“It’s sad. It makes you want to cry.”
“No, it’s sad. It make you want to laugh.”
— BANG THE DRUM SLOWLY (1973)
If there’s one bad thing about being old, and of course there are more than one, it’s that you reach a point in your life where people your own age or younger than you die. And even worse, your reaction to it isn’t “Oh my God. He/she was so young.”
Nope, your reaction is more a feeling of ordinary sadness.
I never really knew Rande Probst, who was Rande Barker when she was a beautiful majorette in our high school graduating class of 1967. She was out of my league, the kind of girl I didn’t even have the nerve to talk to.
I wrote about her more than 40 years later, and it was one of the first times I realized that people I thought had it made had some of the same fears and insecurities as those of us who were ordinary.
Rande had dyslexia, a condition most of us had never heard of back then. It made her think she was stupid, when of course she was anything but stupid.
I wrote about her in 2008, the first story in a book that has yet to be completed about my graduating class. I learned of her failed marriage and her relationship with the man who became the love of her life and her later life in Colorado.

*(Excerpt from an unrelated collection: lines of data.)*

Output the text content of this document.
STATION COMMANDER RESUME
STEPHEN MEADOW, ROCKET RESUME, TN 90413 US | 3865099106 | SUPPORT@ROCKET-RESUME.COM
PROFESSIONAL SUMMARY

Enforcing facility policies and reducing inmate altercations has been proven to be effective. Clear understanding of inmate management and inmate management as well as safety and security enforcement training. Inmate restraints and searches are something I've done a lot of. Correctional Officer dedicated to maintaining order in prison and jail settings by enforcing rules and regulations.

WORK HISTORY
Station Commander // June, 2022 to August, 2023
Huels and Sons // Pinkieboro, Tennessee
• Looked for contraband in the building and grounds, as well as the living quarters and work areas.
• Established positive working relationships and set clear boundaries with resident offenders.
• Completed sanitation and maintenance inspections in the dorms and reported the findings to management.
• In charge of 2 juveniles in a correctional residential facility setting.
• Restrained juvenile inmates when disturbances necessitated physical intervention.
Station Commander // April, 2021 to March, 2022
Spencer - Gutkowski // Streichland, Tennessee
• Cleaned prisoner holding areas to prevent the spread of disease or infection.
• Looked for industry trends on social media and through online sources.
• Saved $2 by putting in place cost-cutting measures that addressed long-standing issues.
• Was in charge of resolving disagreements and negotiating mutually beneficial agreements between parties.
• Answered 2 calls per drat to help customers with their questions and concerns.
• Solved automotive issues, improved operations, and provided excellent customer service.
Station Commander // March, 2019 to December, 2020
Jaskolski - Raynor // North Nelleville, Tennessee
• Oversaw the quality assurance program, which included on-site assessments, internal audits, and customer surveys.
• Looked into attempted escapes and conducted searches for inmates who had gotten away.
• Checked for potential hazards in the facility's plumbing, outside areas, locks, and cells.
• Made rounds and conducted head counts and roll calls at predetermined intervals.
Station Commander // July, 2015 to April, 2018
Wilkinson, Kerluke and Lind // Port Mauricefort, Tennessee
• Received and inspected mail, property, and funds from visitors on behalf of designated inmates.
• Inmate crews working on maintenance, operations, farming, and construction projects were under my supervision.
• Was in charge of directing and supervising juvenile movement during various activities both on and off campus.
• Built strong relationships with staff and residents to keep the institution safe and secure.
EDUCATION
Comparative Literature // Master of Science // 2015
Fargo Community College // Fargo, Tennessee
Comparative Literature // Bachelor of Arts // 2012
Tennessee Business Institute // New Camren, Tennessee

She had two different career pursuits that we all considered glamorous growing up. She was a flight attendant for American Airlines and a model in print ads and television commercials. And despite not really getting together with him till she was nearly 60, she lived happily — if not quite ever after — with John Barretto in Colorado Springs.
She was diagnosed in 1998 with Parkinson’s Disease, and was part of several major clinical trials that doubtless extended her life.
I know little or nothing about how she died, just that it happened within the last few days. From looking at her Facebook page, I see she had many people who loved her, children, grandchildren and good friends.
Looking back at the story I wrote earlier, I think I could confidently say the latter part of her life was the happiest and that there are a lot of people who will miss her.
And yes, just as the character in one of my favorite old movies said, “It’s sad. It makes you want to laugh.”